Laura McCune-Poplin teaches writing and literature at Berklee College of Music in Boston. Her debut middle grade novel (as L. M. Poplin), Fatechanger, will be released this month.
Book blurb: When fourteen-year-old Penelope Clark accidentally travels through time to 1915 Boston, she must disguise herself first as a pickpocket and then as a newsboy, learning how to thieve, fight, and broadcast headlines to survive in an era before antibiotics and open-heart surgeries.
Stuck in the past with no way to get home, Penn makes her first friend ever, and many enemies. But when Penn is robbed, and the pickpockets kidnap the head newsboy, she finds herself stuck in the middle of a dangerous rivalry, questioning her loyalties to either side and to herself.
After a violent fistfight with a fellow pickpocket, Penn incurs a life-threatening infection. As her supposed enemy nurses her back to health—discovering she’s a girl and befriending her in the process—Penn realizes that someone else must have betrayed her. Her ensuing investigation reveals not only the truth of her betrayer’s identity but also her own.
Now that I’m mere weeks away from Fatechanger’s publication, I find myself wondering (or perhaps fearing) what people will think of my book. Will they like it? Will it bore them? Confuse them? Will they wonder why I used a penny as the mechanism to send Penn back in time? (And will they think her name, although deliberate, a little too cute?) Will they, like me, struggle to categorize the novel? Is it adventure? Sci-Fi? Historical? Middle Grade? Young Adult? Tween? Yes. Definitely tween. I have written a tween historical sci-fi adventure novel.
Perhaps the most important question, however, is the simplest one: will readers think that my book is good? This is the question that keeps me up at night. This is the question that haunts me, following me into the quiet moments of my day—riding on the T, perusing the aisles of the grocery store, walking past the lilacs on my way to pick up my son from school—transforming even the most benign event into an angst-filled one.
Yet despite my very sincere hope that children will commandeer flashlights to keep reading Fatechanger late into the night, I want my writing to be a different kind of good. The best kind. The kind full of wisdom that we’re told to seek out and learn from, by study and by faith.

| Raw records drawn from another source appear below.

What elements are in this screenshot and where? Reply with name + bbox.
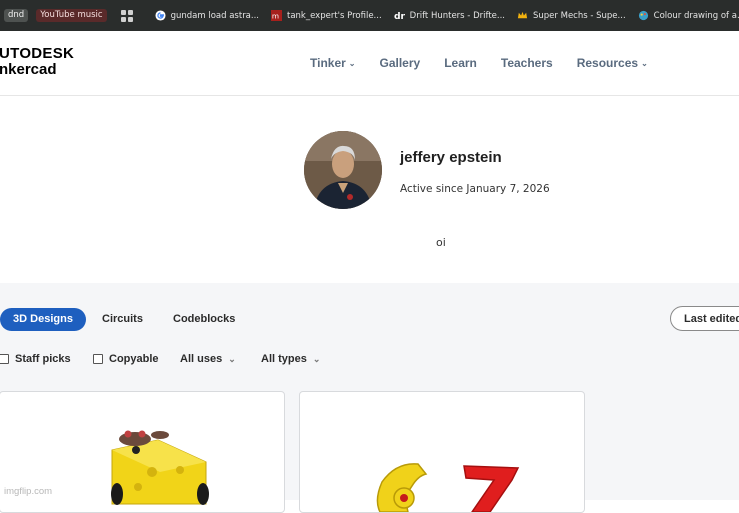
nav-label: Learn	[444, 56, 477, 70]
svg-text:m: m	[272, 12, 279, 21]
bookmark-super-mechs[interactable]: Super Mechs - Supe...	[517, 10, 626, 21]
profile-name: jeffery epstein	[400, 149, 502, 166]
main-nav: Tinker ⌄ Gallery Learn Teachers Resource…	[310, 56, 672, 70]
dr-icon: dr	[394, 11, 405, 21]
tab-circuits[interactable]: Circuits	[102, 308, 143, 331]
checkbox[interactable]	[93, 354, 103, 364]
profile-section: jeffery epstein Active since January 7, …	[0, 96, 739, 283]
filter-types-dropdown[interactable]: All types ⌄	[261, 353, 320, 365]
sort-dropdown[interactable]: Last edited	[670, 306, 739, 331]
crown-icon	[517, 11, 528, 19]
nav-resources[interactable]: Resources ⌄	[577, 56, 648, 70]
chevron-down-icon: ⌄	[228, 353, 236, 364]
site-header: UTODESK nkercad Tinker ⌄ Gallery Learn T…	[0, 31, 739, 96]
filter-staff-picks[interactable]: Staff picks	[0, 353, 71, 365]
filter-copyable[interactable]: Copyable	[93, 353, 159, 365]
checkbox[interactable]	[0, 354, 9, 364]
imgflip-watermark: imgflip.com	[4, 486, 53, 497]
bookmark-label: Super Mechs - Supe...	[533, 10, 626, 21]
tab-codeblocks[interactable]: Codeblocks	[173, 308, 235, 331]
filter-label: All uses	[180, 353, 223, 365]
apps-grid-icon[interactable]	[120, 9, 133, 22]
filter-uses-dropdown[interactable]: All uses ⌄	[180, 353, 236, 365]
bookmark-folder-youtube-music[interactable]: YouTube music	[36, 9, 107, 22]
bookmark-label: gundam load astra...	[170, 10, 259, 21]
designs-section: 3D Designs Circuits Codeblocks Last edit…	[0, 283, 739, 513]
nav-learn[interactable]: Learn	[444, 56, 477, 70]
design-card[interactable]	[299, 391, 585, 513]
logo-line-2: nkercad	[0, 61, 57, 78]
avatar	[304, 131, 382, 209]
chevron-down-icon: ⌄	[348, 58, 356, 68]
bookmark-tank-expert[interactable]: m tank_expert's Profile...	[271, 10, 382, 21]
design-thumbnail	[376, 463, 520, 512]
bookmark-label: Colour drawing of a...	[653, 10, 739, 21]
nav-teachers[interactable]: Teachers	[501, 56, 553, 70]
im-icon: m	[271, 10, 282, 21]
nav-label: Gallery	[379, 56, 421, 70]
bookmark-label: Drift Hunters - Drifte...	[409, 10, 505, 21]
nav-tinker[interactable]: Tinker ⌄	[310, 56, 356, 70]
google-icon	[155, 10, 166, 21]
autodesk-tinkercad-logo[interactable]: UTODESK nkercad	[0, 46, 74, 78]
chevron-down-icon: ⌄	[641, 58, 648, 68]
logo-line-1: UTODESK	[0, 45, 75, 62]
filter-label: Copyable	[109, 353, 159, 365]
profile-bio: oi	[436, 236, 446, 249]
active-since-text: Active since January 7, 2026	[400, 183, 550, 195]
svg-text:dr: dr	[394, 11, 405, 21]
bookmark-folder-dnd[interactable]: dnd	[4, 9, 29, 22]
filter-label: Staff picks	[15, 353, 71, 365]
bookmark-colour-drawing[interactable]: Colour drawing of a...	[638, 10, 739, 21]
bookmark-drift-hunters[interactable]: dr Drift Hunters - Drifte...	[394, 10, 505, 22]
tab-3d-designs[interactable]: 3D Designs	[0, 308, 86, 331]
nav-label: Resources	[576, 56, 639, 70]
bookmarks-bar: dnd YouTube music gundam load astra... m…	[0, 0, 739, 31]
nav-label: Teachers	[500, 56, 553, 70]
bookmark-label: tank_expert's Profile...	[287, 10, 382, 21]
nav-gallery[interactable]: Gallery	[380, 56, 421, 70]
chevron-down-icon: ⌄	[312, 353, 321, 364]
bookmark-gundam[interactable]: gundam load astra...	[155, 10, 259, 21]
nav-label: Tinker	[310, 56, 346, 70]
filter-label: All types	[261, 353, 307, 365]
palette-icon	[638, 10, 648, 21]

Even when I was a little girl, devouring Nancy Drew books daily, I resisted the notion that “best books” could refer only to scripture. Since then, different Gospel Doctrine classes have attempted to identify “best books” for me, with varying and contradictory results. Fiction books often get short shrift because made-up stories by definition, are not true. (To anyone who shares a similar opinion, may I suggest a deeper study of the books of Esther and Daniel.) Other religious and cultural texts have also been frequently and quickly dismissed, erroneously confining wisdom to a limited worldview.
Yet despite the decades spent researching (happily and extensively, I might add) my own ideas about what makes for good reading, I still don’t have a concrete answer. It’s like “irony”—I can’t always define it, but I can almost always recognize it when I see it. Similarly, it would be difficult for me to make you a list of “best book” criteria, but when I’m reading, and my soul grows quiet, and I can feel my mind and my heart expanding, I know that the book I hold in my hand is of very great price.

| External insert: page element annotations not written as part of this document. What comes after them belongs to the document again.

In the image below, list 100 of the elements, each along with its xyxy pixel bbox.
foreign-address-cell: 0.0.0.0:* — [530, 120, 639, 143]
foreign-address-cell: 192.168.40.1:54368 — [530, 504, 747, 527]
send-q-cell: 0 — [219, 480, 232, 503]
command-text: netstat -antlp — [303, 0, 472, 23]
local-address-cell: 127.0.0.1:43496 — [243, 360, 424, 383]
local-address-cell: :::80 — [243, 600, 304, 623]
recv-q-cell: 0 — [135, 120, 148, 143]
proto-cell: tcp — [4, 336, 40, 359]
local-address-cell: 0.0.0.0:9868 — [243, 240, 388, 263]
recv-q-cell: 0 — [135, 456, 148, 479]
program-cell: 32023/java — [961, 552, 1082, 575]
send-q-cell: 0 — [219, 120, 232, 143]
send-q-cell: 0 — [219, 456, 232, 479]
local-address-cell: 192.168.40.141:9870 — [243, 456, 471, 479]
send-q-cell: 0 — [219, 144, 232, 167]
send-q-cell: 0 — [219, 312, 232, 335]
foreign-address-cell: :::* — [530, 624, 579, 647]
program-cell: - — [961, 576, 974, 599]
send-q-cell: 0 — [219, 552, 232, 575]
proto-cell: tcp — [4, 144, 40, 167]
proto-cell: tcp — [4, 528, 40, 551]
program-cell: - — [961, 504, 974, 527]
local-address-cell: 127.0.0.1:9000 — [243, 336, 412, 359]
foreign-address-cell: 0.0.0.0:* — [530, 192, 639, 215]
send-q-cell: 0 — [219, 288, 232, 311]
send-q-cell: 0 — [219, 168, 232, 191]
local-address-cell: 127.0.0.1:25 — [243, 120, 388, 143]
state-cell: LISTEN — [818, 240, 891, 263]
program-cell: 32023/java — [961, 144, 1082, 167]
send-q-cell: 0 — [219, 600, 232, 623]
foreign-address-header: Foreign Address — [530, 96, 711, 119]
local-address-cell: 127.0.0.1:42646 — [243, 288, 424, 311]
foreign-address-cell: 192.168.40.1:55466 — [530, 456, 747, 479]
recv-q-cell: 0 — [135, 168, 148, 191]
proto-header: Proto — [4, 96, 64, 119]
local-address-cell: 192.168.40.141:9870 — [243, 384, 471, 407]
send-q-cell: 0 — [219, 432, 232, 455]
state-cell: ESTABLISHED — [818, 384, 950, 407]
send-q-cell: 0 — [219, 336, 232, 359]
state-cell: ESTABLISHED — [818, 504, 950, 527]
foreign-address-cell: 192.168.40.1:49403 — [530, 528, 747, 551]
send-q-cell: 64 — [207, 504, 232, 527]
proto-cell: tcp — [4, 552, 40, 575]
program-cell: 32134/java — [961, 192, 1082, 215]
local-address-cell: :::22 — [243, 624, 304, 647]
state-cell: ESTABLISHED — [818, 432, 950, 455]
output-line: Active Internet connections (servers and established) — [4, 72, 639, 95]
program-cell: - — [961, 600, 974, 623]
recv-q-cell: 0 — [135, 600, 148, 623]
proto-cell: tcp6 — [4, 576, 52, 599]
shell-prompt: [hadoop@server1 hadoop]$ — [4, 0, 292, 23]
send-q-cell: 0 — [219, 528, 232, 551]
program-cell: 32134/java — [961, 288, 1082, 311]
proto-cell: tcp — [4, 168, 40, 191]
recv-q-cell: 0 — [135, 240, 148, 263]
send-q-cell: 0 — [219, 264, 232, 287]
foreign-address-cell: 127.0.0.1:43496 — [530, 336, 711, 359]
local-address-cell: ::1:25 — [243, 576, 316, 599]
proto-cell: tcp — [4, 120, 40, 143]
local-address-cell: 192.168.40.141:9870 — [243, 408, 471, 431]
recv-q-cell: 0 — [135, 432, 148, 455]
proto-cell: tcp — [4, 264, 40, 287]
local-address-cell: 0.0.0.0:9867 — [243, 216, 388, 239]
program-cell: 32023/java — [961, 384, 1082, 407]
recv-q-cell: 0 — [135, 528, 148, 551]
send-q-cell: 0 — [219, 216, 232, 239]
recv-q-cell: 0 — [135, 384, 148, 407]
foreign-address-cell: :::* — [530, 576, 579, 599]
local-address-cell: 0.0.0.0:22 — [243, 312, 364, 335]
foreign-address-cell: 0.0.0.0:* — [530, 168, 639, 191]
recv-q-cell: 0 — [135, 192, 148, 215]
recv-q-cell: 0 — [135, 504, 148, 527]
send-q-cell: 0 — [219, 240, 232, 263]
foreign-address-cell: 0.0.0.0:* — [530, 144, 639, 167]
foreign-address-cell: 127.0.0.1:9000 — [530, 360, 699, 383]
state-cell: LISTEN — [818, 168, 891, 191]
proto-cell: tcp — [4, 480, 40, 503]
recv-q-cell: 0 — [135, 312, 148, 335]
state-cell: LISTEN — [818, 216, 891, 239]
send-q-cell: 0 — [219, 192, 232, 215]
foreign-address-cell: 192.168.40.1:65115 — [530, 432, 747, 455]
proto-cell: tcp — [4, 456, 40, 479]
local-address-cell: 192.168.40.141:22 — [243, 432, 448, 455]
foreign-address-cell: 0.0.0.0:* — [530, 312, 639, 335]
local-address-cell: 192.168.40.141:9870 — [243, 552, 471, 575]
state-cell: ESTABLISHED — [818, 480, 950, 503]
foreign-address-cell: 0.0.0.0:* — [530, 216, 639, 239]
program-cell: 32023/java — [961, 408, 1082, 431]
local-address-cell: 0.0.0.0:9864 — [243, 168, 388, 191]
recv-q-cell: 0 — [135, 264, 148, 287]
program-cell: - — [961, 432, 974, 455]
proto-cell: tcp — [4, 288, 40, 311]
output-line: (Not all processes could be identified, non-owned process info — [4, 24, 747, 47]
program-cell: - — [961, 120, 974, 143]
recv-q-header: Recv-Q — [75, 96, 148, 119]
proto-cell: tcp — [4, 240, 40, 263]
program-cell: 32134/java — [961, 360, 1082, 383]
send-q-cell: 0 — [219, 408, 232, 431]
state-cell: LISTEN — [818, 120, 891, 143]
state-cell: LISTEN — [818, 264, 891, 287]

To be honest, I don’t know that I’ve written a “best book”. But I do hope it’s a good one. I wrote Fatechanger for the teenager who hides behind the red velvet curtains in the cultural hall during Wednesday night Young Women’s activities because she has never quite fit in at church. Or at school. Or anywhere, really. I wrote Fatechanger for the child who likes to imagine living in a different time period, and sometimes wonders whether or not he would have been happier there. I wrote Fatechanger because I believe deeply in the dignity (defined by Donna Hicks as our inherent worth coupled with our inherent vulnerability) of all people. No one should ever feel invisible. We all deserve to be seen.
In the end then, despite my best efforts to avoid any concrete answers, maybe I’ve stumbled upon one unwittingly. Maybe in the recording of my thoughts I’ve refined them somewhat, because now, I do have a definition of sorts: a good book is one that teaches us of our self-worth, and helps us to recognize and honor the worth of others.
Laura McCune-Poplin won the Dialogue New Voices Award for New Writers, Fiction: Excellence in Category in 2004 and her short stories took second and third place in the Irreantum Short Fiction Contests of 2011 and 2006. Her writing has appeared in Necessary Fiction, Dialogue, Irreantum, Nervy Girl, Exponent II, and in the short story anthology Dispensation: Latter-Day Fiction. She is currently working on the second book in the Fatechanger series. She has co-founded, with two of her favorite authors, L’ATELIER Writers—a non-profit literary retreat and workshop based in France. Find her at: www.lmpoplin.com.
Laura, I am super glad you are writing another book. I like your writing and enjoy and learn from your thinking and how expressive you are. I could almost heard you while I was reading this blog. Keep on writing. Don’t doubt yourself. You are great at all you do.